他拍了拍手,侍從立刻抬上一幅巨大的絹布地圖,在殿中緩緩展開。當那前所未見的圖案完全呈現時,滿朝嘩然——
那竟是一幅囊括了西域以西、南海以南的完整世界地圖!
“此乃孤之魂魄離體時,得天帝所示。”蘇曜麵不改色地扯著謊,手指點在地圖東方的一片赤紅之國,“如各位所見,我大漢天下不過隻居於這世界一角而已”
“什麼?!”
此圖一出,即便是之前見過蘇曜不時拿出精細的令人震驚的各種地圖的人,也全都看傻了眼睛。
“這這怎麼可能?!”
皇甫嵩第一個失聲驚呼,他顫抖的手指懸在地圖上,卻不敢觸碰分毫:
“我大漢疆域竟不足天下十一?西域之外的土地竟然如此廣袤?!”
大漢時,中國可不是後世那閉關鎖國,對世界兩眼一抹黑的狀態。
極有進取開拓精神的大漢使節們遠走四方,他們沿著絲路之路前行開拓,翻越蔥嶺,不但建西域都護府,監護西域諸國,更是與當時的貴霜(大月氏)和帕提亞(安息)帝國都建立了聯係,大家是互相知道彼此,甚至互通過使節的。

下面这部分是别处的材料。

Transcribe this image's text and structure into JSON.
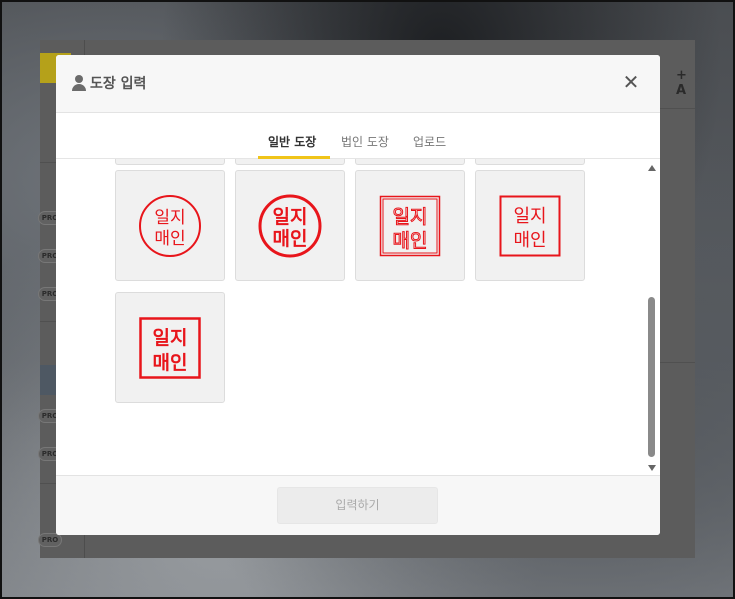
{
  "modal": {
    "title": "도장 입력",
    "close_icon": "close-icon",
    "tabs": [
      {
        "label": "일반 도장",
        "active": true
      },
      {
        "label": "법인 도장",
        "active": false
      },
      {
        "label": "업로드",
        "active": false
      }
    ],
    "submit_label": "입력하기"
  },
  "background_app": {
    "add_label": "+ A",
    "pro_badges": [
      "PRO",
      "PRO",
      "PRO",
      "PRO",
      "PRO",
      "PRO",
      "PRO",
      "PRO"
    ]
  },
  "stamps": [
    {
      "id": "stamp-1",
      "style": "circle-thin",
      "line1": "일지",
      "line2": "매인"
    },
    {
      "id": "stamp-2",
      "style": "circle-bold",
      "line1": "일지",
      "line2": "매인"
    },
    {
      "id": "stamp-3",
      "style": "square-hollow",
      "line1": "일지",
      "line2": "매인"
    },
    {
      "id": "stamp-4",
      "style": "square-thin",
      "line1": "일지",
      "line2": "매인"
    },
    {
      "id": "stamp-5",
      "style": "square-bold",
      "line1": "일지",
      "line2": "매인"
    }
  ],
  "colors": {
    "accent": "#f0c419",
    "stamp_red": "#e8151b"
  }
}
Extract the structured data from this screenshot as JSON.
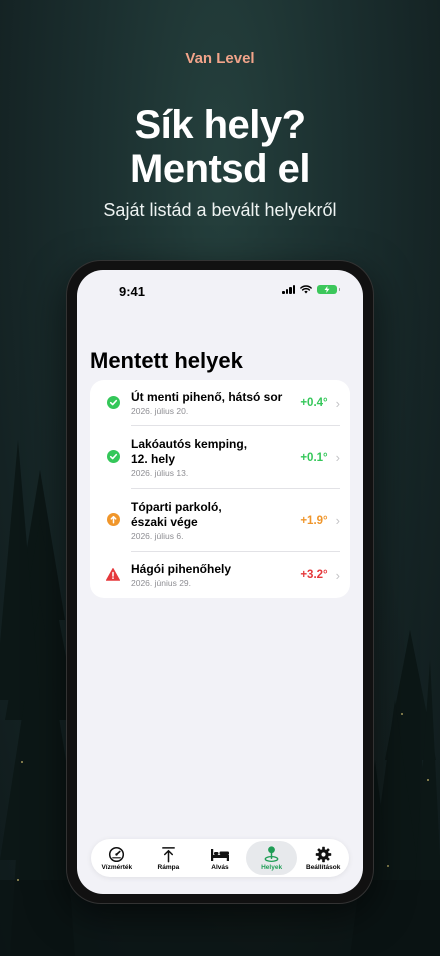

最早在張騫通西域時,大漢便與安息國建立了聯係,在張騫最後一次出使歸漢的同年,他在西域的副使抵達了帕提亞帝國的首都,得到了米特拉達梯二世的隆重接待,二萬官兵夾道歡迎。
不過兩國之間到底還是相隔太遠,中間又隔著貴霜和康居等國,交往僅僅限於商旅流通和遠方不時的傳聞與偶爾西域來的高僧。
遠遠不知道這安息國竟有如此大的疆域,竟還能在唐王的地圖上幾乎是位於世界的中心。
不過相比安息,貴霜他們就熟悉許多了。
在漢和帝時期,班超收服西域時雙方就曾結盟,一起出兵平定疏勒、擊敗莎車,後來這個貴霜王甚至還居功自傲,恃功向漢和帝求娶公主,最後被斷然拒絕,雙方反目大戰。
當時的貴霜王,自持其國力強盛,企圖利用大漢正在與北匈奴大戰的時機,派出謝姓副王率七萬大軍自西向東,翻越蔥嶺殺向班超,欲驅逐大漢,建立自己的西域霸權。
班超自然不會讓輕易得逞,立刻調動駐防漢軍的同時征發西域諸國聯軍與其大戰。
最後的結果自然是西域都護府的聯軍大勝,貴霜認輸賠款,自此以後,兩國通好,其歲奉貢獻,這個狀態甚至一直維持了幾十年,即便大漢後來數次放棄西域,然後又屢次開通,貴霜都再未與漢為敵過。
直到桓帝以後大漢國力衰微,內憂外患不絕,元嘉二年(152年),漢西域長史正敬為於闐所殺,緊接著永興元年(153年,車師後部王阿羅多又起兵反漢,至此大漢在西域的統治逐漸崩潰,一直到靈帝時期,涼州羌亂不絕,西域通道遂斷,大漢也終於徹底的失去西域,再也沒有一丁點西方的信息。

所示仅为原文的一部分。